Şarkıların da sevdiği bir şarkı yok mudur?
Onlar da ara sıra durup dinlemek istemez mi acıların ve neşelerin nağmelerini?
Toprak da bir gün toprağa uzanmayı arzulamaz mı? Ona da topraktan bir mezar bulunamaz mı?
Gündelik hayatta her şey pürüzsüzce akıyor gibi gelir bize
Taş katıdır Ateş yakar Sular serindir Yol yolcuyu bekler

Böyle bildik, çünkü, böyle bulduk Şaşırmaya gerek yok Mecnun olmaya mahal yok Her şey olduğu yerde kalsın Yeni sorularla yeni kaygılar doğurmanın lüzumu yok Aklına de ki, "Otur oturduğun yerde!" Kalbine tembihle ki, "Dur durduğun yerde!"
İnsan olduğundan fazlasıdır her zaman İnsan, her an olabileceğinden daha azıyla vardır
İnsan böyle iken, sular böyle değildir meselâ
Sular sızılara deva olurken, kendi sızılarından habersiz olabilir
Suların da sızlayıp sızlamadığını dert edinmek insana düşer
Yağmur her şeyi nezaketle ıslatırken, bir yağmurda ıslanmanın hasretine körkalmış olabilir?

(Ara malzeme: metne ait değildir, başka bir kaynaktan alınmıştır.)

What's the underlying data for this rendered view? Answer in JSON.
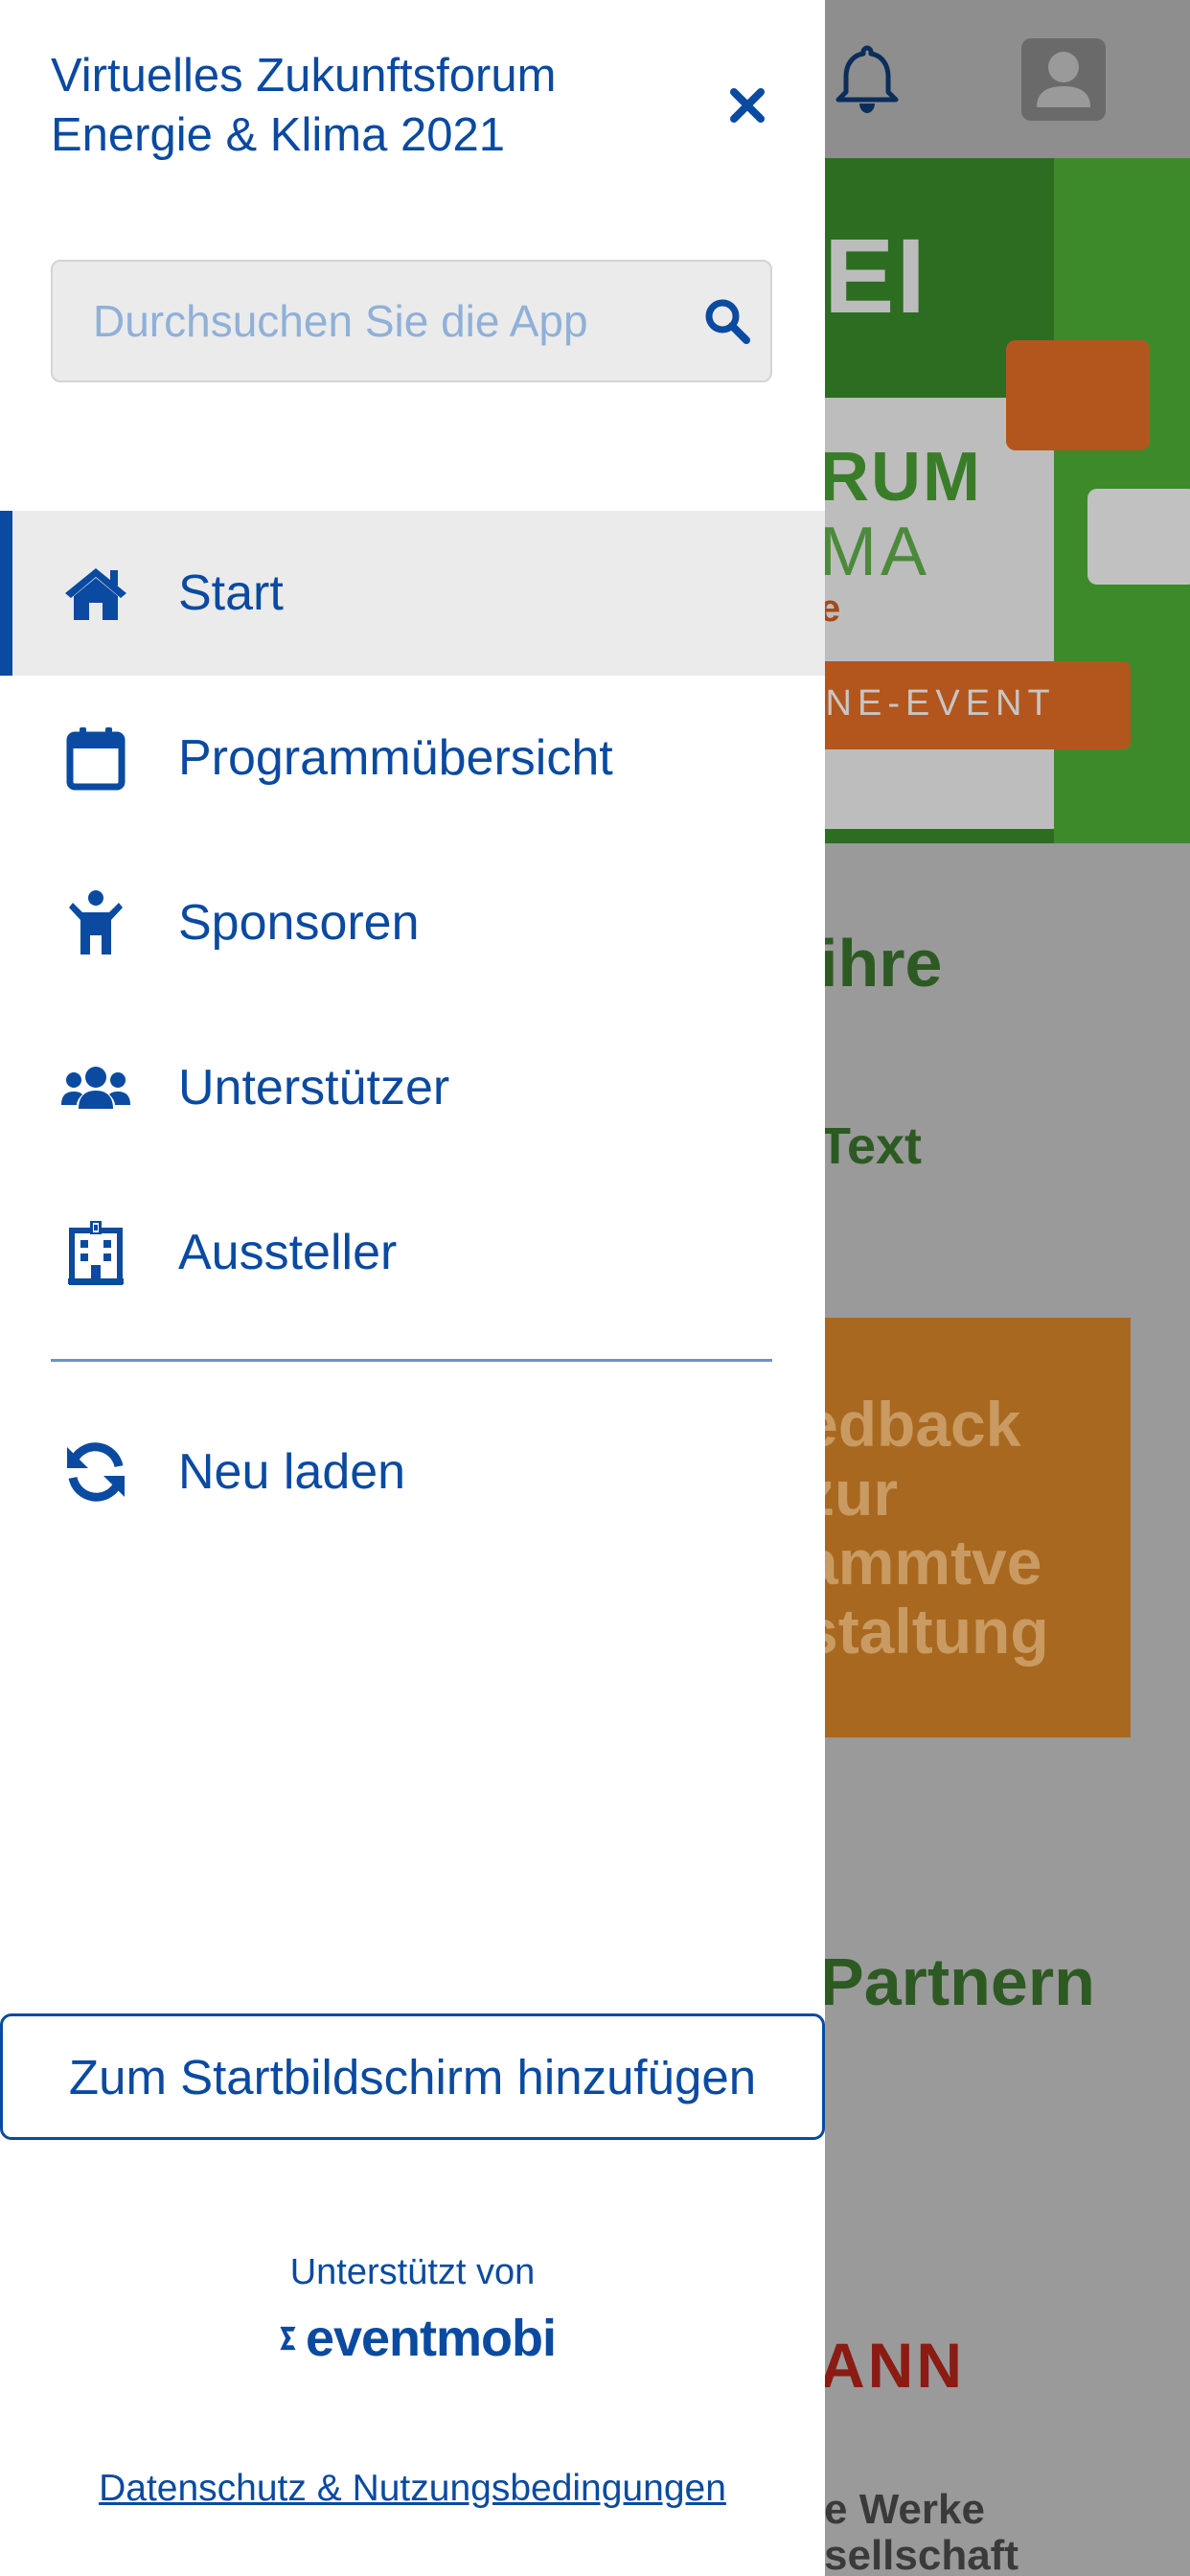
{
  "drawer": {
    "title": "Virtuelles Zukunftsforum\nEnergie & Klima 2021",
    "close_icon": "close-icon",
    "search": {
      "placeholder": "Durchsuchen Sie die App",
      "value": "",
      "icon": "search-icon"
    },
    "nav": [
      {
        "label": "Start",
        "icon": "home-icon",
        "active": true
      },
      {
        "label": "Programmübersicht",
        "icon": "calendar-icon",
        "active": false
      },
      {
        "label": "Sponsoren",
        "icon": "person-icon",
        "active": false
      },
      {
        "label": "Unterstützer",
        "icon": "users-icon",
        "active": false
      },
      {
        "label": "Aussteller",
        "icon": "building-icon",
        "active": false
      }
    ],
    "reload": {
      "label": "Neu laden",
      "icon": "refresh-icon"
    },
    "add_home_label": "Zum Startbildschirm hinzufügen",
    "powered_by": "Unterstützt von",
    "powered_brand": "eventmobi",
    "privacy_link": "Datenschutz & Nutzungsbedingungen"
  },
  "background": {
    "header_icons": [
      "bell-icon",
      "user-avatar-icon"
    ],
    "banner_big": "EI",
    "banner_forum": "RUM",
    "banner_klima": "MA",
    "banner_e": "e",
    "banner_button": "INE-EVENT",
    "heading1": "ihre",
    "text1": "Text",
    "feedback": "edback\nzur\nammtve\nstaltung",
    "heading2": "Partnern",
    "partner_logo": "ANN",
    "partner_werke": "e Werke\nsellschaft"
  },
  "colors": {
    "brand_blue": "#0a4aa1",
    "active_bg": "#ebebeb",
    "overlay_gray": "#9a9a9a",
    "divider": "#6f8fd0"
  }
}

Yağmurun da ıslanmaya aç olabileceği bir tek insanın hatırına gelir
Taşlar hep katı dururken, kalplerin katılaşmasından habersiz kalabilir
Taşların da katılıktan usanabileceği ancak insanın aklına düşebilir
Aşk nicelerini ah ettirirken, ah etmemiş olabilir
Aşkın ah edebileceği ihtimali sadece insanın kalbinde yer bulabilir
Öyleyse, bir kez daha bakmalı değil miyiz kendimize?

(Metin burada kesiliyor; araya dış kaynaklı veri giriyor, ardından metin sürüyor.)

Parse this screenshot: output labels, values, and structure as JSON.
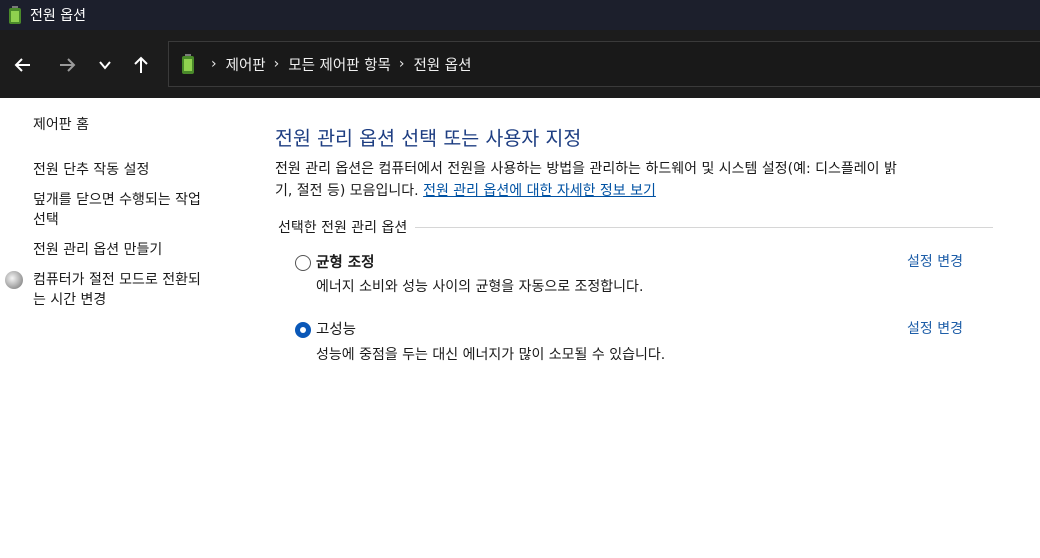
{
  "window": {
    "title": "전원 옵션",
    "icon": "battery-power-icon"
  },
  "nav": {
    "back": "back-arrow-icon",
    "forward": "forward-arrow-icon",
    "recent": "chevron-down-icon",
    "up": "up-arrow-icon"
  },
  "breadcrumb": {
    "sep": "›",
    "items": [
      "제어판",
      "모든 제어판 항목",
      "전원 옵션"
    ]
  },
  "sidebar": {
    "home": "제어판 홈",
    "links": [
      "전원 단추 작동 설정",
      "덮개를 닫으면 수행되는 작업",
      "선택",
      "전원 관리 옵션 만들기",
      "컴퓨터가 절전 모드로 전환되",
      "는 시간 변경"
    ]
  },
  "main": {
    "title": "전원 관리 옵션 선택 또는 사용자 지정",
    "description_line1": "전원 관리 옵션은 컴퓨터에서 전원을 사용하는 방법을 관리하는 하드웨어 및 시스템 설정(예: 디스플레이 밝",
    "description_line2": "기, 절전 등) 모음입니다. ",
    "description_link": "전원 관리 옵션에 대한 자세한 정보 보기",
    "section_label": "선택한 전원 관리 옵션",
    "plans": [
      {
        "name": "균형 조정",
        "description": "에너지 소비와 성능 사이의 균형을 자동으로 조정합니다.",
        "selected": false,
        "change": "설정 변경"
      },
      {
        "name": "고성능",
        "description": "성능에 중점을 두는 대신 에너지가 많이 소모될 수 있습니다.",
        "selected": true,
        "change": "설정 변경"
      }
    ]
  },
  "colors": {
    "accent": "#0a58b8",
    "title": "#1e3e82",
    "link": "#1e5ea8",
    "titlebar": "#1c1f2c"
  }
}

Şu andaki varlığımız bizi biz etmeye yetiyor mu sence?
Olduğumuzdan fazlası olmaya niyetli değil miyiz?
Yetiyor muyuz kendimizi kendimiz eylemeye?
Ayaklarımız varıyor mu fıtratımızın zirvelerine?
Elimiz yetişebilir mi kalbimizin derinliklerine?
Ne kadar âşinayız varlığımızın gizli köşelerine?
Uzanabiliyor muyuz ruhumuzun labirentlerine?
Dokunabiliyor muyuz hatıralarımızın kuytu köşelerine?
Koparabiliyor muyuz duygularımızın acı tatlı meyvelerini?
Ne kadar sarkabiliyoruz lâtifelerimizin derin kuyularına?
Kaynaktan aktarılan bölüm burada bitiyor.